When you want to hear what it might sound like but instead they play loud music over the video. Quite frustrating. Is it going to become a ceiling roomba or not based on how loud it is?
> There are a couple of downsides too, though. The biggest one could be that 200 Hz is a frequency that’s well within human hearing, which probably explains that soundtrack in the video—the robot is, as the researchers put it, “inherently quite noisy.”
200Hz seems a low enough frequency (1.7m wavelength) that they could do active noise cancellation with a small onboard speaker designed to generate a similar sound 180 deg out of phase such that it cancels in far field. Would probably need some DSP to generate anti harmonics as well assuming there are some nonlinearities.
For cleaning windows you can also employ a Robot to do the job. Though i think a safety cable is a really good idea, not sure how that is done for a Robot working on the ceiling.

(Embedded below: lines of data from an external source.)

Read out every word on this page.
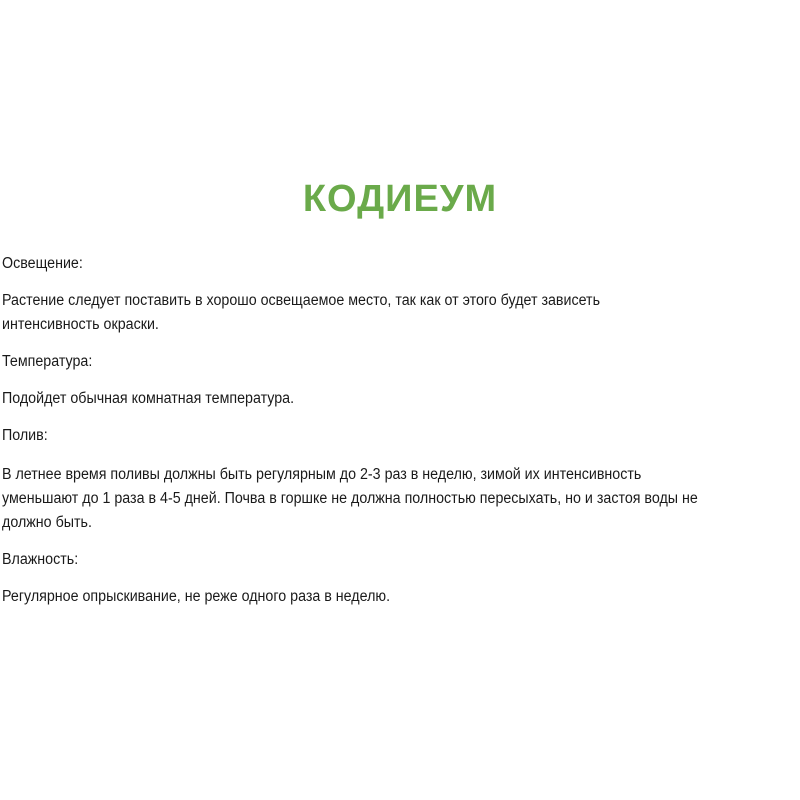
КОДИЕУМ
Освещение:
Растение следует поставить в хорошо освещаемое место, так как от этого будет зависеть
интенсивность окраски.
Температура:
Подойдет обычная комнатная температура.
Полив:
В летнее время поливы должны быть регулярным до 2-3 раз в неделю, зимой их интенсивность
уменьшают до 1 раза в 4-5 дней. Почва в горшке не должна полностью пересыхать, но и застоя воды не
должно быть.
Влажность:
Регулярное опрыскивание, не реже одного раза в неделю.
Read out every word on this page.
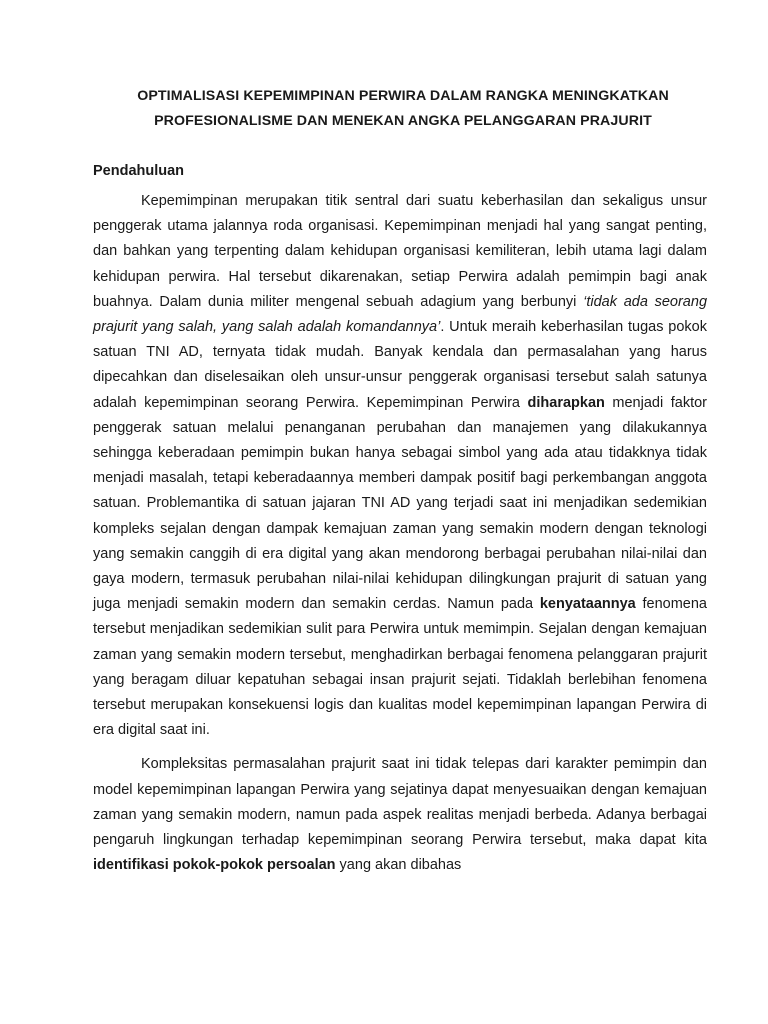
OPTIMALISASI KEPEMIMPINAN PERWIRA DALAM RANGKA MENINGKATKAN
PROFESIONALISME DAN MENEKAN ANGKA PELANGGARAN PRAJURIT
Pendahuluan

Kepemimpinan merupakan titik sentral dari suatu keberhasilan dan sekaligus unsur penggerak utama jalannya roda organisasi. Kepemimpinan menjadi hal yang sangat penting, dan bahkan yang terpenting dalam kehidupan organisasi kemiliteran, lebih utama lagi dalam kehidupan perwira. Hal tersebut dikarenakan, setiap Perwira adalah pemimpin bagi anak buahnya. Dalam dunia militer mengenal sebuah adagium yang berbunyi ‘tidak ada seorang prajurit yang salah, yang salah adalah komandannya’. Untuk meraih keberhasilan tugas pokok satuan TNI AD, ternyata tidak mudah. Banyak kendala dan permasalahan yang harus dipecahkan dan diselesaikan oleh unsur-unsur penggerak organisasi tersebut salah satunya adalah kepemimpinan seorang Perwira. Kepemimpinan Perwira diharapkan menjadi faktor penggerak satuan melalui penanganan perubahan dan manajemen yang dilakukannya sehingga keberadaan pemimpin bukan hanya sebagai simbol yang ada atau tidakknya tidak menjadi masalah, tetapi keberadaannya memberi dampak positif bagi perkembangan anggota satuan. Problemantika di satuan jajaran TNI AD yang terjadi saat ini menjadikan sedemikian kompleks sejalan dengan dampak kemajuan zaman yang semakin modern dengan teknologi yang semakin canggih di era digital yang akan mendorong berbagai perubahan nilai-nilai dan gaya modern, termasuk perubahan nilai-nilai kehidupan dilingkungan prajurit di satuan yang juga menjadi semakin modern dan semakin cerdas. Namun pada kenyataannya fenomena tersebut menjadikan sedemikian sulit para Perwira untuk memimpin. Sejalan dengan kemajuan zaman yang semakin modern tersebut, menghadirkan berbagai fenomena pelanggaran prajurit yang beragam diluar kepatuhan sebagai insan prajurit sejati. Tidaklah berlebihan fenomena tersebut merupakan konsekuensi logis dan kualitas model kepemimpinan lapangan Perwira di era digital saat ini.

Kompleksitas permasalahan prajurit saat ini tidak telepas dari karakter pemimpin dan model kepemimpinan lapangan Perwira yang sejatinya dapat menyesuaikan dengan kemajuan zaman yang semakin modern, namun pada aspek realitas menjadi berbeda. Adanya berbagai pengaruh lingkungan terhadap kepemimpinan seorang Perwira tersebut, maka dapat kita identifikasi pokok-pokok persoalan yang akan dibahas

I've certainly seen ceilings, such as at restaurants, that are out of reach of cleaning so they are covered with visible nastiness. I also once lived in a rental with a really high ceiling that was impossible to clean the cob webs, which were quite visible. Having robots that can crawl up there and clean -- or for that matter, paint -- would be handy.
However, that shows there is demand for paint on high ceilings. A robotic arm, with an AI that is able to paint the corners and circumvolutions with a brush, that is able to retouch if a spot was missed?
Maybe in the future, luxury will be in high ceilings that are clean and renovated. Imagine how dusty the paintings are in churches and palaces - imagine we could brush off the dust and restore their intensity every 6 months.
Large glass facades need cleaning at least once a year. The problem is to reach the heights. Currently there are a few solutions to this problem: hydraulic lifting platforms, industrial climbers and climbing solutions where you don’t need to be a real industrial climber. Robots would probably be cheaper.
There already are also "ceiling roombas" holding up by sucking[0].
(I don't know whether they can actually do ceilings or only vertical surfaces for now, but it seems if you could build the latter product you would also be able to make the former)
My apartment is not conductive to robot vacuums, but would entertain the idea of employing a bunch of robot window cleaners. Seems like a very well defined problem at first glance.
I could have sworn I've seen something like this before on YouTube already. Someone demonstrated a similar effect, and attached different-sized weights to test the adhesion. For the life of me, I can't find it.
I distinctly remember it too. This wasn't a robot, but just a speaker system without propulsion. I think it was demonstrated on a plexiglass sheet, probably above and below it.
They demonstrated various frequencies and weights. Maybe various designs with multiple speakers too?
IIRC, the author mentioned they patented it, but couldn't go anywhere with it.
Unfortunately, I can't find it anymore. I'll keep looking a bit and edit or post below if I do.
While I find this effect to be really surprising, it's also somehow intuitive to me. I think it reminds me of holding a piece of grass between my thumbs and blowing to make it vibrate. Different, sort of reversed physics, but somewhat related. What really surprises me about this effect is how much weight it can support.
Wait until these are integrated into wearbles - gloves, shoes, a back-pad etc..
Also - overhead delivery pathways. Can you get more load capacity with one large disc or many small discs?
If the bot can follow a magnetic tape along a path this could be a delivery mecanism in facilities of the future.
Whate would be interesting is if there were a low-voltage track that it ran a connection to for power - or an inverter coil on the top side of the delivery track to provide constant wireless power to the 'suctioned' devices crawling along its path.
This thing could revolutionize a lot of deliver mechanisms -
Put them along hospital corridors within a tube/enclosure such that delivery bots can peddle about the hospital unheeded and without impeding existing traffic....
Edit: Y'all don't know about the Space Elevator ? There was a competition to figure out how to get a thing to climb a really long rope to space... This looks like it could do it
Single-crystal graphene is the leading candidate material.
I guess we just need a continuous graphene-making builder robot.
If it were me, I would arrange a dozen or so ribbons in a circular configuration for redundancy with a platform climber made mostly from carbon fiber and covered in multilayer insulation.